The patient was given abciximab and rotational atherectomy was performed with a 1.75 mm burr at 150,000 to 155,000 revolutions per minute. The stenosis was crossed after a total duration of rotational ablation of 180 seconds, with maximum duration of each advancement in a “pecking” motion of less then 18 seconds (Figure 2B). The patient experienced no pain, no arrhythmias and no signs of no-reflow. The stenosis was dilated with a Quantum 3 x 8 mm balloon (Boston Scientific) at 18 atmospheres. An intracoronary ultrasound examination showed only two or three stent struts and the presence of a 2,000 arc of calcium at the site of the stenosis (Figure 3). A 3.5 x 18 mm Taxus drug-eluting stent was deployed (Boston Scientific) at 12 atmospheres, with only mild underexpansion (Figure 2C). Additional angioplasty was performed at the distal part of the vessel. The patient’s CK and troponin remained in the normal range, and he was discharged on aspirin and clopidogrel.
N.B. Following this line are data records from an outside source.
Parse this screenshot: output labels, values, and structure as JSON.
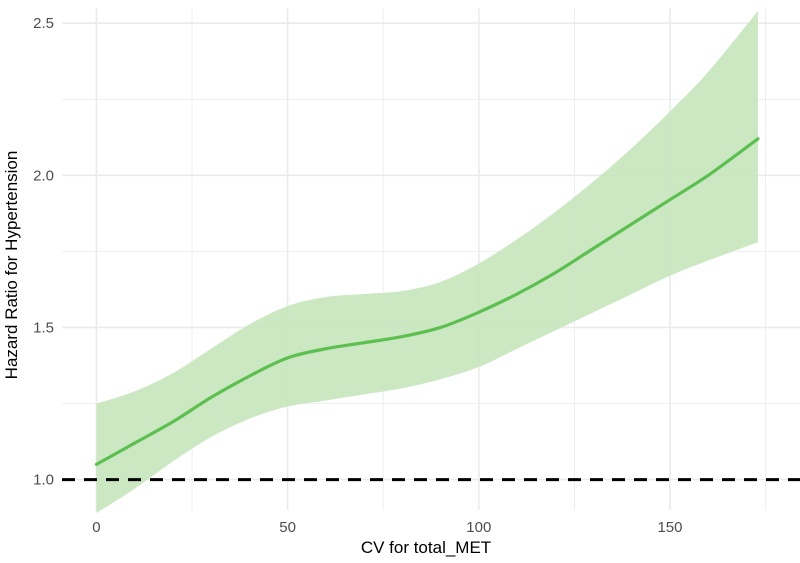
{
  "chart_data": {
    "type": "line",
    "title": "",
    "xlabel": "CV for total_MET",
    "ylabel": "Hazard Ratio for Hypertension",
    "xlim": [
      -9,
      184
    ],
    "ylim": [
      0.9,
      2.55
    ],
    "x_ticks": [
      0,
      50,
      100,
      150
    ],
    "y_ticks": [
      1.0,
      1.5,
      2.0,
      2.5
    ],
    "x_tick_labels": [
      "0",
      "50",
      "100",
      "150"
    ],
    "y_tick_labels": [
      "1.0",
      "1.5",
      "2.0",
      "2.5"
    ],
    "grid": true,
    "legend": "none",
    "reference_line": {
      "y": 1.0,
      "style": "dashed",
      "color": "#000000"
    },
    "colors": {
      "line": "#5cbf4f",
      "band": "#c5e5bd",
      "grid": "#ebebeb"
    },
    "series": [
      {
        "x": [
          0,
          10,
          20,
          30,
          40,
          50,
          60,
          70,
          80,
          90,
          100,
          110,
          120,
          130,
          140,
          150,
          160,
          173
        ],
        "y": [
          1.05,
          1.12,
          1.19,
          1.27,
          1.34,
          1.4,
          1.43,
          1.45,
          1.47,
          1.5,
          1.55,
          1.61,
          1.68,
          1.76,
          1.84,
          1.92,
          2.0,
          2.12
        ],
        "lower": [
          0.89,
          0.97,
          1.06,
          1.14,
          1.2,
          1.24,
          1.26,
          1.28,
          1.3,
          1.33,
          1.37,
          1.43,
          1.49,
          1.55,
          1.61,
          1.67,
          1.72,
          1.78
        ],
        "upper": [
          1.25,
          1.29,
          1.35,
          1.43,
          1.51,
          1.57,
          1.6,
          1.61,
          1.62,
          1.65,
          1.71,
          1.79,
          1.88,
          1.98,
          2.09,
          2.21,
          2.34,
          2.54
        ]
      }
    ]
  }
}
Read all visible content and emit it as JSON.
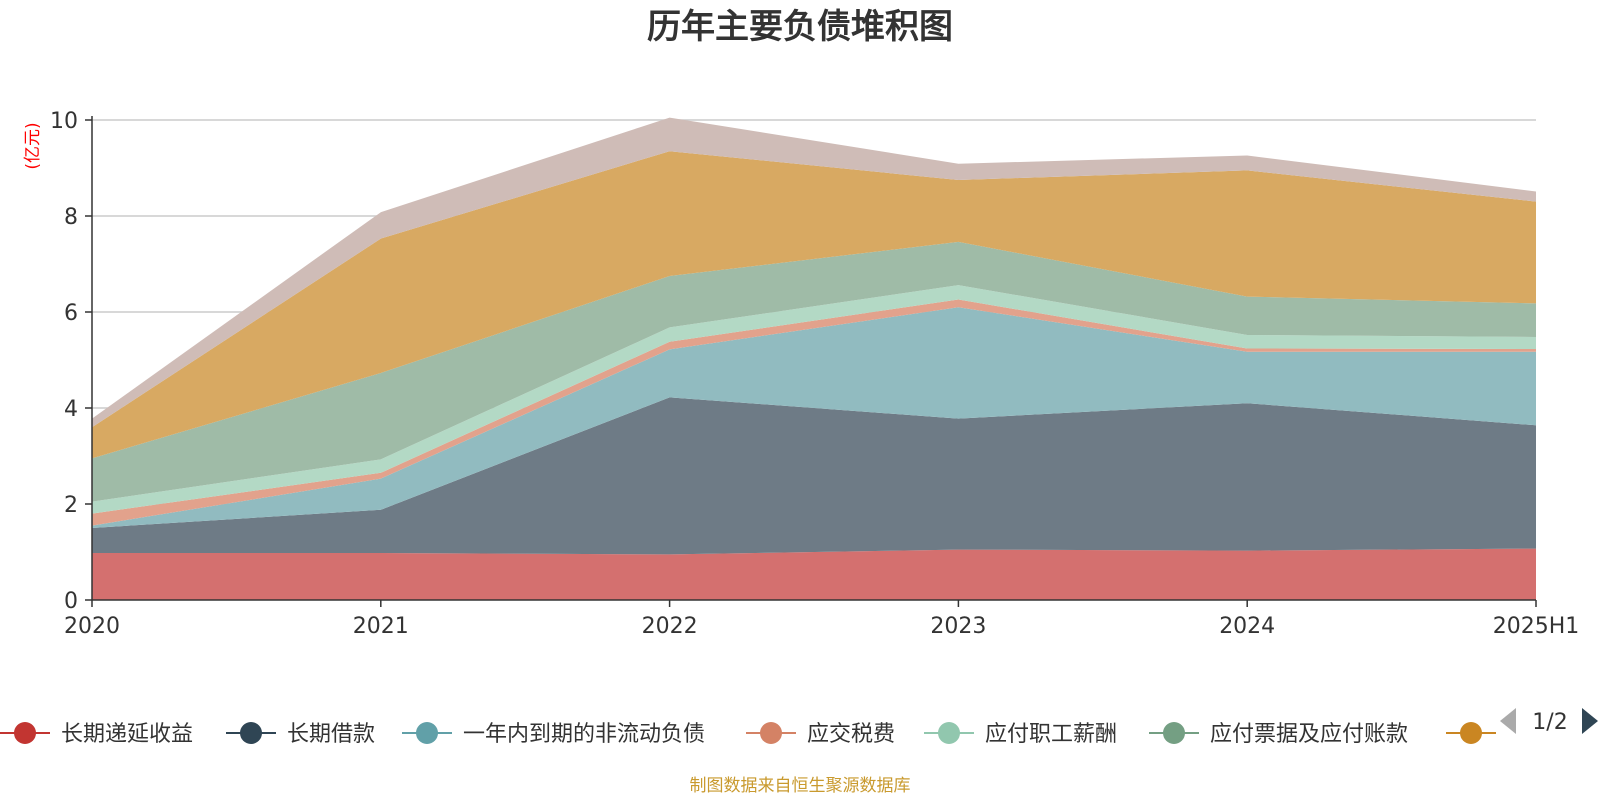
{
  "chart_data": {
    "type": "area",
    "stacked": true,
    "title": "历年主要负债堆积图",
    "unit_label": "(亿元)",
    "x": [
      "2020",
      "2021",
      "2022",
      "2023",
      "2024",
      "2025H1"
    ],
    "ylim": [
      0,
      10
    ],
    "yticks": [
      "0",
      "2",
      "4",
      "6",
      "8",
      "10"
    ],
    "grid": true,
    "legend_position": "bottom",
    "series": [
      {
        "name": "长期递延收益",
        "color": "#c23531",
        "fill": "#d4706f",
        "values": [
          0.98,
          0.98,
          0.95,
          1.05,
          1.03,
          1.07
        ]
      },
      {
        "name": "长期借款",
        "color": "#2f4554",
        "fill": "#6e7b86",
        "values": [
          0.52,
          0.9,
          3.27,
          2.73,
          3.07,
          2.57
        ]
      },
      {
        "name": "一年内到期的非流动负债",
        "color": "#61a0a8",
        "fill": "#91bbc0",
        "values": [
          0.05,
          0.65,
          1.0,
          2.32,
          1.07,
          1.53
        ]
      },
      {
        "name": "应交税费",
        "color": "#d48265",
        "fill": "#e2a28c",
        "values": [
          0.25,
          0.12,
          0.16,
          0.16,
          0.07,
          0.06
        ]
      },
      {
        "name": "应付职工薪酬",
        "color": "#91c7ae",
        "fill": "#b3d9c5",
        "values": [
          0.25,
          0.28,
          0.3,
          0.3,
          0.28,
          0.25
        ]
      },
      {
        "name": "应付票据及应付账款",
        "color": "#749f83",
        "fill": "#9fbba7",
        "values": [
          0.9,
          1.8,
          1.07,
          0.9,
          0.8,
          0.7
        ]
      },
      {
        "name": "",
        "color": "#ca8622",
        "fill": "#d8a962",
        "values": [
          0.65,
          2.8,
          2.6,
          1.29,
          2.63,
          2.12
        ]
      },
      {
        "name": "",
        "color": "#bda29a",
        "fill": "#cfbcb7",
        "values": [
          0.18,
          0.55,
          0.7,
          0.34,
          0.31,
          0.21
        ]
      }
    ],
    "legend_visible": [
      "长期递延收益",
      "长期借款",
      "一年内到期的非流动负债",
      "应交税费",
      "应付职工薪酬",
      "应付票据及应付账款",
      ""
    ],
    "pager": "1/2"
  },
  "source_note": "制图数据来自恒生聚源数据库",
  "colors": {
    "axis": "#333333",
    "grid": "#cccccc",
    "pager_active": "#2f4554",
    "pager_inactive": "#aaaaaa"
  }
}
Discussion. Severe stent underexpansion is a problem that can usually be solved with high-pressure balloon dilatation. Occasionally, this is not sufficient and one is left with a severely underexpanded segment of the stent. Depending on the selection of patients, even with direct stenting, severe focal stent underexpansion is a rare event.1 This, and even lesser degrees of underexpansion are associated with subacute occlusion and restenosis.
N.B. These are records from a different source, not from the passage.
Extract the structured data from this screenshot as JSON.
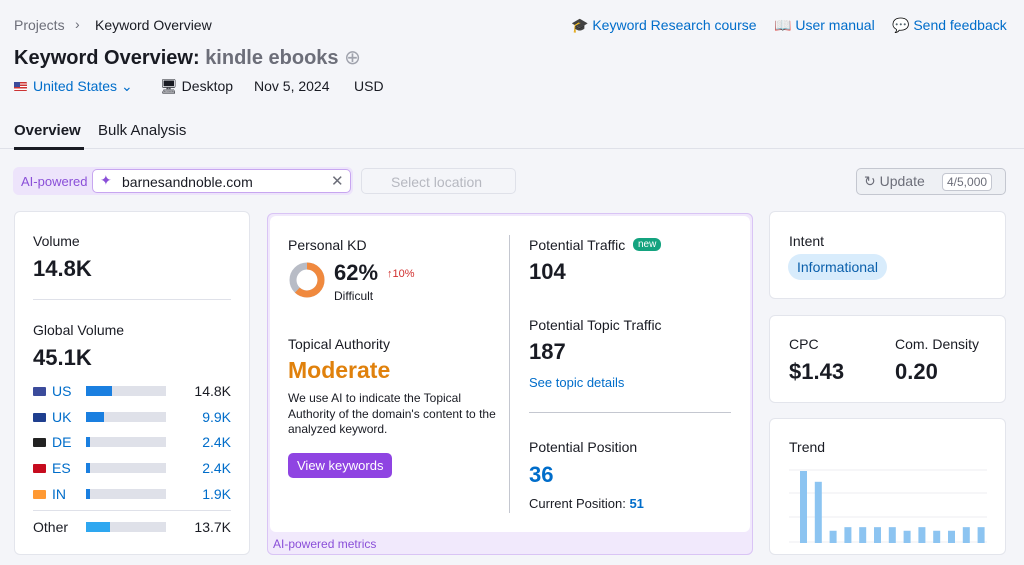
{
  "breadcrumb": [
    "Projects",
    "Keyword Overview"
  ],
  "header_links": [
    "Keyword Research course",
    "User manual",
    "Send feedback"
  ],
  "title": "Keyword Overview:",
  "keyword": "kindle ebooks",
  "filters": {
    "country": "United States",
    "device": "Desktop",
    "date": "Nov 5, 2024",
    "currency": "USD"
  },
  "tabs": [
    "Overview",
    "Bulk Analysis"
  ],
  "search": {
    "badge": "AI-powered",
    "domain": "barnesandnoble.com",
    "location": "Select location",
    "update": "Update",
    "quota": "4/5,000"
  },
  "volume": {
    "label": "Volume",
    "value": "14.8K"
  },
  "global_volume": {
    "label": "Global Volume",
    "value": "45.1K",
    "countries": [
      {
        "code": "US",
        "value": "14.8K",
        "share": 33
      },
      {
        "code": "UK",
        "value": "9.9K",
        "share": 22
      },
      {
        "code": "DE",
        "value": "2.4K",
        "share": 5
      },
      {
        "code": "ES",
        "value": "2.4K",
        "share": 5
      },
      {
        "code": "IN",
        "value": "1.9K",
        "share": 5
      }
    ],
    "other": {
      "label": "Other",
      "value": "13.7K",
      "share": 30
    }
  },
  "personal_kd": {
    "label": "Personal KD",
    "value": 62,
    "value_label": "62%",
    "change": "10%",
    "level": "Difficult"
  },
  "topical_authority": {
    "label": "Topical Authority",
    "value": "Moderate",
    "description": "We use AI to indicate the Topical Authority of the domain's content to the analyzed keyword.",
    "button": "View keywords"
  },
  "potential_traffic": {
    "label": "Potential Traffic",
    "badge": "new",
    "value": "104"
  },
  "potential_topic_traffic": {
    "label": "Potential Topic Traffic",
    "value": "187",
    "link": "See topic details"
  },
  "potential_position": {
    "label": "Potential Position",
    "value": "36",
    "current_label": "Current Position:",
    "current_value": "51"
  },
  "ai_footer": "AI-powered metrics",
  "intent": {
    "label": "Intent",
    "value": "Informational"
  },
  "cpc": {
    "label": "CPC",
    "value": "$1.43"
  },
  "density": {
    "label": "Com. Density",
    "value": "0.20"
  },
  "trend": {
    "label": "Trend",
    "values": [
      100,
      85,
      17,
      22,
      22,
      22,
      22,
      17,
      22,
      17,
      17,
      22,
      22
    ]
  }
}
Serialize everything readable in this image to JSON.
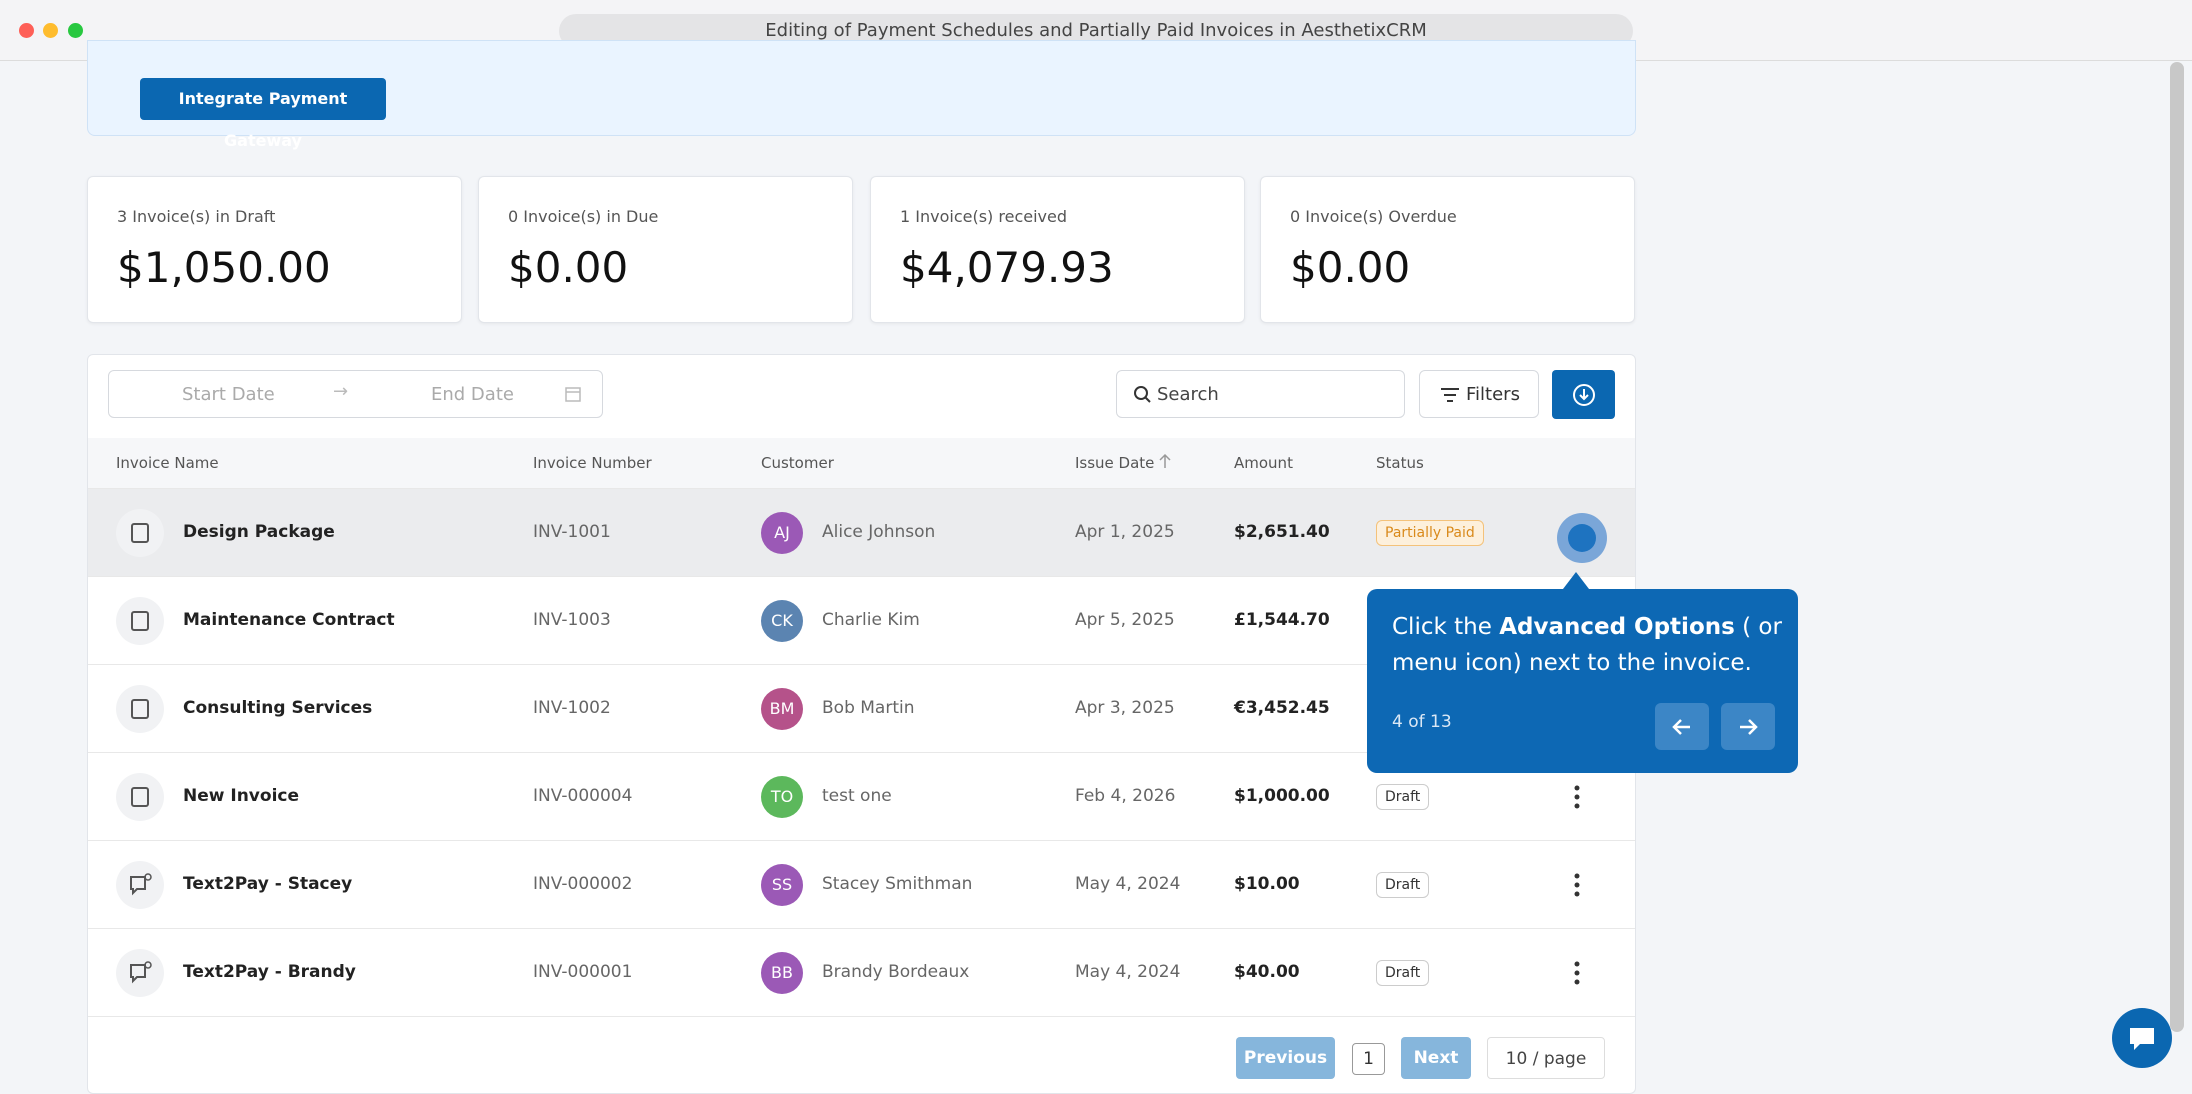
{
  "window": {
    "title": "Editing of Payment Schedules and Partially Paid Invoices in AesthetixCRM"
  },
  "banner": {
    "button": "Integrate Payment Gateway"
  },
  "cards": [
    {
      "label": "3 Invoice(s) in Draft",
      "amount": "$1,050.00"
    },
    {
      "label": "0 Invoice(s) in Due",
      "amount": "$0.00"
    },
    {
      "label": "1 Invoice(s) received",
      "amount": "$4,079.93"
    },
    {
      "label": "0 Invoice(s) Overdue",
      "amount": "$0.00"
    }
  ],
  "toolbar": {
    "start_date": "Start Date",
    "end_date": "End Date",
    "search": "Search",
    "filters": "Filters"
  },
  "table": {
    "headers": [
      "Invoice Name",
      "Invoice Number",
      "Customer",
      "Issue Date",
      "Amount",
      "Status"
    ],
    "rows": [
      {
        "name": "Design Package",
        "number": "INV-1001",
        "initials": "AJ",
        "customer": "Alice Johnson",
        "date": "Apr 1, 2025",
        "amount": "$2,651.40",
        "status": "Partially Paid"
      },
      {
        "name": "Maintenance Contract",
        "number": "INV-1003",
        "initials": "CK",
        "customer": "Charlie Kim",
        "date": "Apr 5, 2025",
        "amount": "£1,544.70",
        "status": null
      },
      {
        "name": "Consulting Services",
        "number": "INV-1002",
        "initials": "BM",
        "customer": "Bob Martin",
        "date": "Apr 3, 2025",
        "amount": "€3,452.45",
        "status": null
      },
      {
        "name": "New Invoice",
        "number": "INV-000004",
        "initials": "TO",
        "customer": "test one",
        "date": "Feb 4, 2026",
        "amount": "$1,000.00",
        "status": "Draft"
      },
      {
        "name": "Text2Pay - Stacey",
        "number": "INV-000002",
        "initials": "SS",
        "customer": "Stacey Smithman",
        "date": "May 4, 2024",
        "amount": "$10.00",
        "status": "Draft"
      },
      {
        "name": "Text2Pay - Brandy",
        "number": "INV-000001",
        "initials": "BB",
        "customer": "Brandy Bordeaux",
        "date": "May 4, 2024",
        "amount": "$40.00",
        "status": "Draft"
      }
    ]
  },
  "pagination": {
    "previous": "Previous",
    "page": "1",
    "next": "Next",
    "page_size": "10 / page"
  },
  "tooltip": {
    "text_before": "Click the ",
    "text_bold": "Advanced Options",
    "text_after": " (   or menu icon) next to the invoice.",
    "step": "4 of 13"
  }
}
Limited strut ablation has been used to provide access to jailed side branches,4–8 but rotational atherectomy has only recently been used to perform lengthwise ablation on the stent struts and constraining wall. The reported experience for this type of procedure is very small;1–3 most of the experience is related to the use of rotational atherectomy to ablate the hyperplastic tissue of in-stent restenosis, with no intention to reach the stent struts.9
The use of rotational atherectomy to ablate the struts of a polymer-covered drug-eluting stent has not been reported, though it is of obvious relevance in the current era and may involve special considerations. A recent editorial10 outlined the problems encountered from extensive ablation of stent struts, which include heat generation, particle embolization, platelet activation, and potentially, rotablator burr trapping distal to the stenosis. For this case, we selected a medium-sized burr and gently advanced to avoid the potential danger of burr trapping distal to the stenosis, as is described when small-sized burrs are used in undilatable severe stenoses.11 The technique of a “pecking” type of short duration, forward burr advancement that we performed may reduce heat generation and the number of particles per unit time. The particle size generated is not known, but in our case, there was no evidence of significant distal embolization in terms of pain or enzyme elevation. In an in vitro study of stent ablation, the particle size of slotted stents was less then 1.7 mm,12 but the type and size of particles of polymer-covered stents is not known. The patient was given abciximab prior to the procedure in order to minimize the platelet effect.13
We avoided ablation of the stent during the initial angioplasty procedure because we were concerned about the effects of ablation on the local release of the drug, exposure of the polymer cover, and additional platelet activation that occurs in a two-vessel angioplasty procedure. Ablation of the Cypher stent proved to be safe, at least at a later date. Despite the presence of severe stent underexpansion, but apparently good apposition of the struts to the vessel wall after such a high deployment pressure, it is impressive that no occlusion or significant hyperplastic response occurred.
In conclusion, this case demonstrates the feasibility and apparent safety of “stentablation” in a drug-eluting stent late after its implantation.